The increase of abdominal waist circumference needs to be properly addressed, but it was not associated with an increase in insulin resistance. Moreover, we observed an improvement of lipid profile.
 
Two patients developed non-AIDS-related malignancies: a relationship with treatment is difficult to establish in this fragile population.

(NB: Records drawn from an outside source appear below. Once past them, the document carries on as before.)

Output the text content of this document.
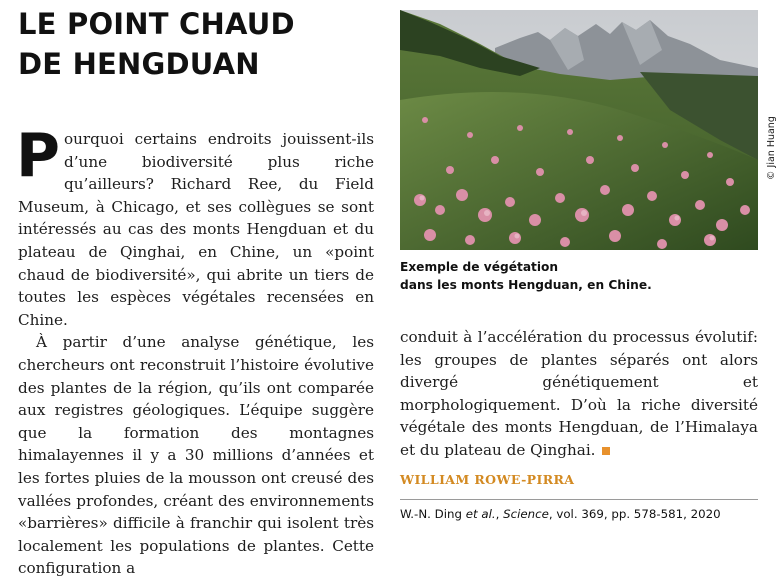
LE POINT CHAUD
DE HENGDUAN

Pourquoi certains endroits jouissent-ils d’une biodiversité plus riche qu’ailleurs? Richard Ree, du Field Museum, à Chicago, et ses collègues se sont intéressés au cas des monts Hengduan et du plateau de Qinghai, en Chine, un «point chaud de biodiversité», qui abrite un tiers de toutes les espèces végétales recensées en Chine.

À partir d’une analyse génétique, les chercheurs ont reconstruit l’histoire évolutive des plantes de la région, qu’ils ont comparée aux registres géologiques. L’équipe suggère que la formation des montagnes himalayennes il y a 30 millions d’années et les fortes pluies de la mousson ont creusé des vallées profondes, créant des environnements «barrières» difficile à franchir qui isolent très localement les populations de plantes. Cette configuration a

© Jian Huang
Exemple de végétation
dans les monts Hengduan, en Chine.

conduit à l’accélération du processus évolutif: les groupes de plantes séparés ont alors divergé génétiquement et morphologiquement. D’où la riche diversité végétale des monts Hengduan, de l’Himalaya et du plateau de Qinghai.

WILLIAM ROWE-PIRRA
W.-N. Ding et al., Science, vol. 369, pp. 578-581, 2020
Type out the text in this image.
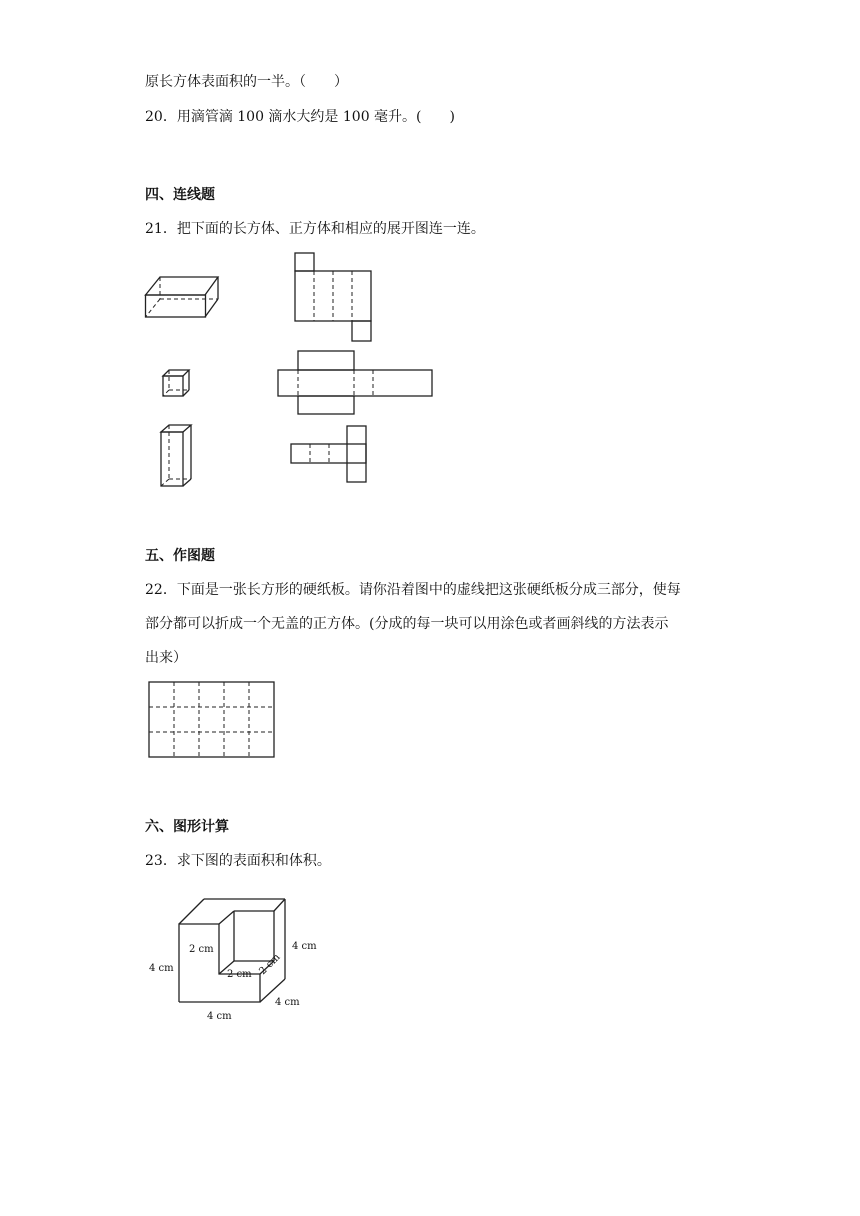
原长方体表面积的一半。（　　）
20．用滴管滴 100 滴水大约是 100 毫升。(　　)
四、连线题
21．把下面的长方体、正方体和相应的展开图连一连。
五、作图题
22．下面是一张长方形的硬纸板。请你沿着图中的虚线把这张硬纸板分成三部分，使每
部分都可以折成一个无盖的正方体。(分成的每一块可以用涂色或者画斜线的方法表示
出来）
六、图形计算
23．求下图的表面积和体积。
4 cm
2 cm
2 cm 2 cm
4 cm
4 cm
4 cm
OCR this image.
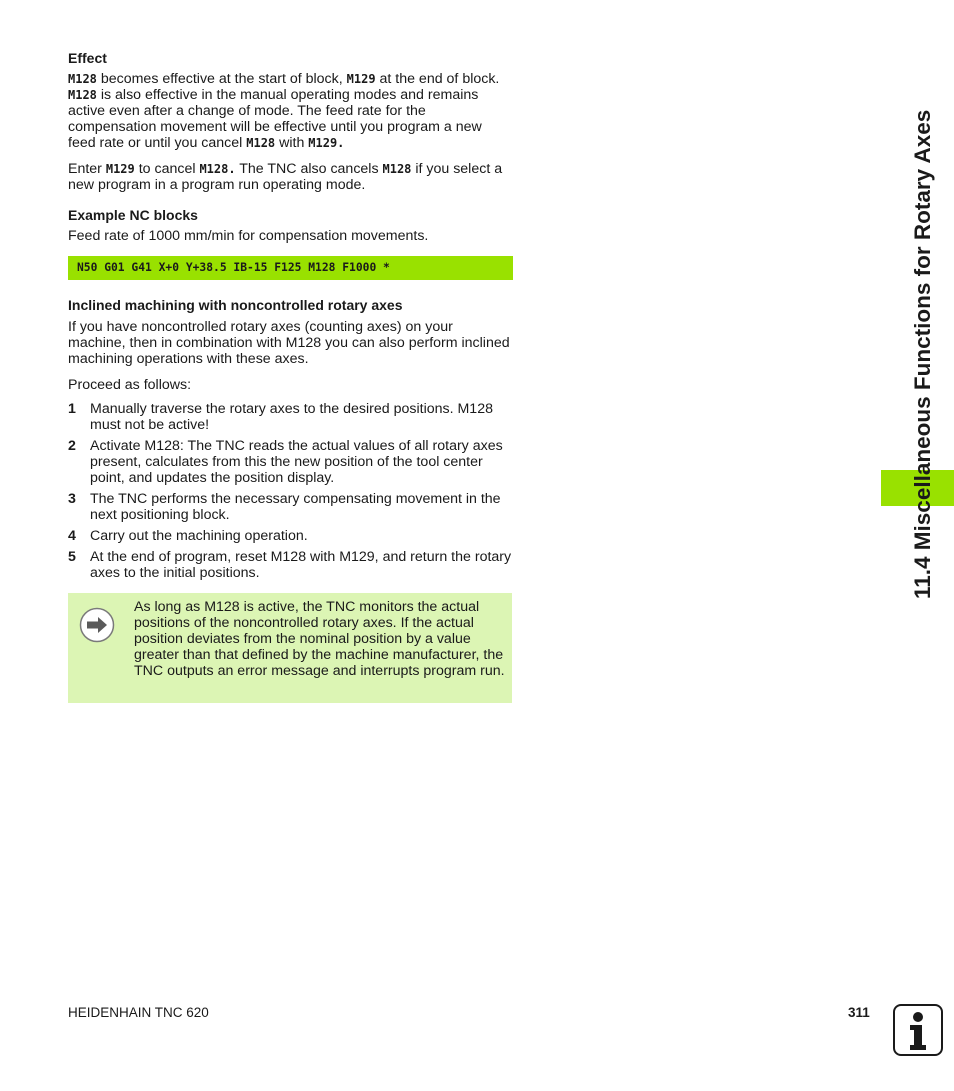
Effect

M128 becomes effective at the start of block, M129 at the end of block. M128 is also effective in the manual operating modes and remains active even after a change of mode. The feed rate for the compensation movement will be effective until you program a new feed rate or until you cancel M128 with M129.

Enter M129 to cancel M128. The TNC also cancels M128 if you select a new program in a program run operating mode.

Example NC blocks

Feed rate of 1000 mm/min for compensation movements.

N50 G01 G41 X+0 Y+38.5 IB-15 F125 M128 F1000 *

Inclined machining with noncontrolled rotary axes

If you have noncontrolled rotary axes (counting axes) on your machine, then in combination with M128 you can also perform inclined machining operations with these axes.

Proceed as follows:

1 Manually traverse the rotary axes to the desired positions. M128 must not be active!
2 Activate M128: The TNC reads the actual values of all rotary axes present, calculates from this the new position of the tool center point, and updates the position display.
3 The TNC performs the necessary compensating movement in the next positioning block.
4 Carry out the machining operation.
5 At the end of program, reset M128 with M129, and return the rotary axes to the initial positions.

As long as M128 is active, the TNC monitors the actual positions of the noncontrolled rotary axes. If the actual position deviates from the nominal position by a value greater than that defined by the machine manufacturer, the TNC outputs an error message and interrupts program run.

11.4 Miscellaneous Functions for Rotary Axes
HEIDENHAIN TNC 620	311
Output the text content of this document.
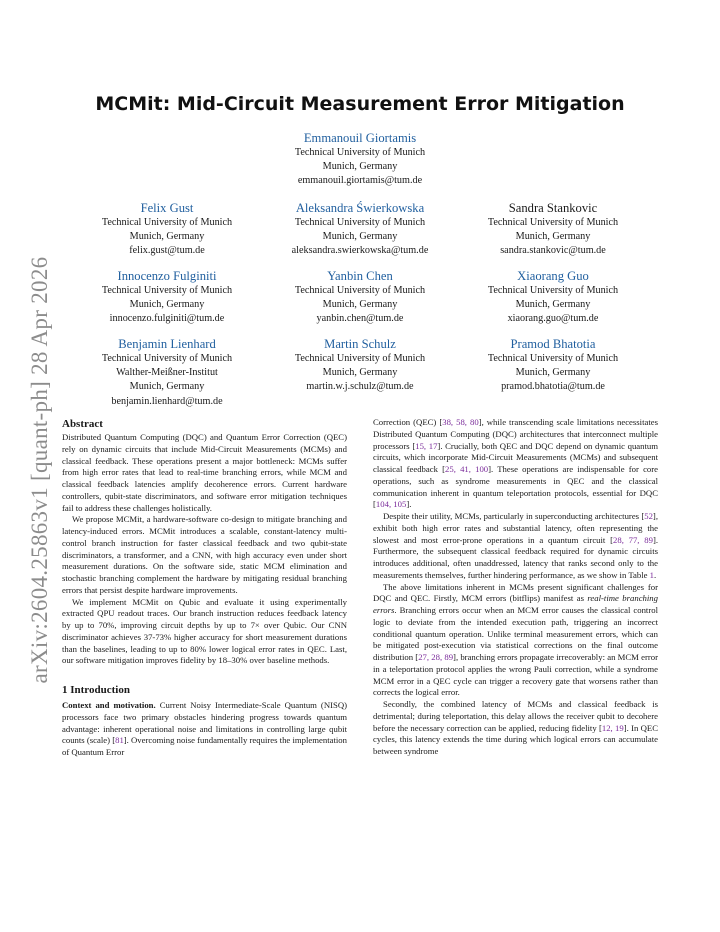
arXiv:2604.25863v1 [quant-ph] 28 Apr 2026
MCMit: Mid-Circuit Measurement Error Mitigation
Emmanouil Giortamis
Technical University of Munich
Munich, Germany
emmanouil.giortamis@tum.de
Felix Gust
Technical University of Munich
Munich, Germany
felix.gust@tum.de
Aleksandra Świerkowska
Technical University of Munich
Munich, Germany
aleksandra.swierkowska@tum.de
Sandra Stankovic
Technical University of Munich
Munich, Germany
sandra.stankovic@tum.de
Innocenzo Fulginiti
Technical University of Munich
Munich, Germany
innocenzo.fulginiti@tum.de
Yanbin Chen
Technical University of Munich
Munich, Germany
yanbin.chen@tum.de
Xiaorang Guo
Technical University of Munich
Munich, Germany
xiaorang.guo@tum.de
Benjamin Lienhard
Technical University of Munich
Walther-Meißner-Institut
Munich, Germany
benjamin.lienhard@tum.de
Martin Schulz
Technical University of Munich
Munich, Germany
martin.w.j.schulz@tum.de
Pramod Bhatotia
Technical University of Munich
Munich, Germany
pramod.bhatotia@tum.de
Abstract

Distributed Quantum Computing (DQC) and Quantum Error Correction (QEC) rely on dynamic circuits that include Mid-Circuit Measurements (MCMs) and classical feedback. These operations present a major bottleneck: MCMs suffer from high error rates that lead to real-time branching errors, while MCM and classical feedback latencies amplify decoherence errors. Current hardware controllers, qubit-state discriminators, and software error mitigation techniques fail to address these challenges holistically.

We propose MCMit, a hardware-software co-design to mitigate branching and latency-induced errors. MCMit introduces a scalable, constant-latency multi-control branch instruction for faster classical feedback and two qubit-state discriminators, a transformer, and a CNN, with high accuracy even under short measurement durations. On the software side, static MCM elimination and stochastic branching complement the hardware by mitigating residual branching errors that persist despite hardware improvements.

We implement MCMit on Qubic and evaluate it using experimentally extracted QPU readout traces. Our branch instruction reduces feedback latency by up to 70%, improving circuit depths by up to 7× over Qubic. Our CNN discriminator achieves 37-73% higher accuracy for short measurement durations than the baselines, leading to up to 80% lower logical error rates in QEC. Last, our software mitigation improves fidelity by 18–30% over baseline methods.

1 Introduction

Context and motivation. Current Noisy Intermediate-Scale Quantum (NISQ) processors face two primary obstacles hindering progress towards quantum advantage: inherent operational noise and limitations in controlling large qubit counts (scale) [81]. Overcoming noise fundamentally requires the implementation of Quantum Error

Correction (QEC) [38, 58, 80], while transcending scale limitations necessitates Distributed Quantum Computing (DQC) architectures that interconnect multiple processors [15, 17]. Crucially, both QEC and DQC depend on dynamic quantum circuits, which incorporate Mid-Circuit Measurements (MCMs) and subsequent classical feedback [25, 41, 100]. These operations are indispensable for core operations, such as syndrome measurements in QEC and the classical communication inherent in quantum teleportation protocols, essential for DQC [104, 105].

Despite their utility, MCMs, particularly in superconducting architectures [52], exhibit both high error rates and substantial latency, often representing the slowest and most error-prone operations in a quantum circuit [28, 77, 89]. Furthermore, the subsequent classical feedback required for dynamic circuits introduces additional, often unaddressed, latency that ranks second only to the measurements themselves, further hindering performance, as we show in Table 1.

The above limitations inherent in MCMs present significant challenges for DQC and QEC. Firstly, MCM errors (bitflips) manifest as real-time branching errors. Branching errors occur when an MCM error causes the classical control logic to deviate from the intended execution path, triggering an incorrect conditional quantum operation. Unlike terminal measurement errors, which can be mitigated post-execution via statistical corrections on the final outcome distribution [27, 28, 89], branching errors propagate irrecoverably: an MCM error in a teleportation protocol applies the wrong Pauli correction, while a syndrome MCM error in a QEC cycle can trigger a recovery gate that worsens rather than corrects the logical error.

Secondly, the combined latency of MCMs and classical feedback is detrimental; during teleportation, this delay allows the receiver qubit to decohere before the necessary correction can be applied, reducing fidelity [12, 19]. In QEC cycles, this latency extends the time during which logical errors can accumulate between syndrome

Data from trials in treatment-naïve and treatment-experienced patients are reassuring [14,15,18], but, as the risk of cancer when these three drugs are used in combination is unknown, the long-term safety of this regimen will be strictly monitored.
 
In conclusion, our results suggest that a protease inhibitor and NRTI-sparing regimen of raltegravir and maraviroc, and etravirine is potent and well tolerated. Although long-term toxicity needs to be accurately evaluated, this regimen may represent a powerful option to regain full viral control and robust CD4+ cell recovery in patients with extensive drug resistance and R5-tropic HIV.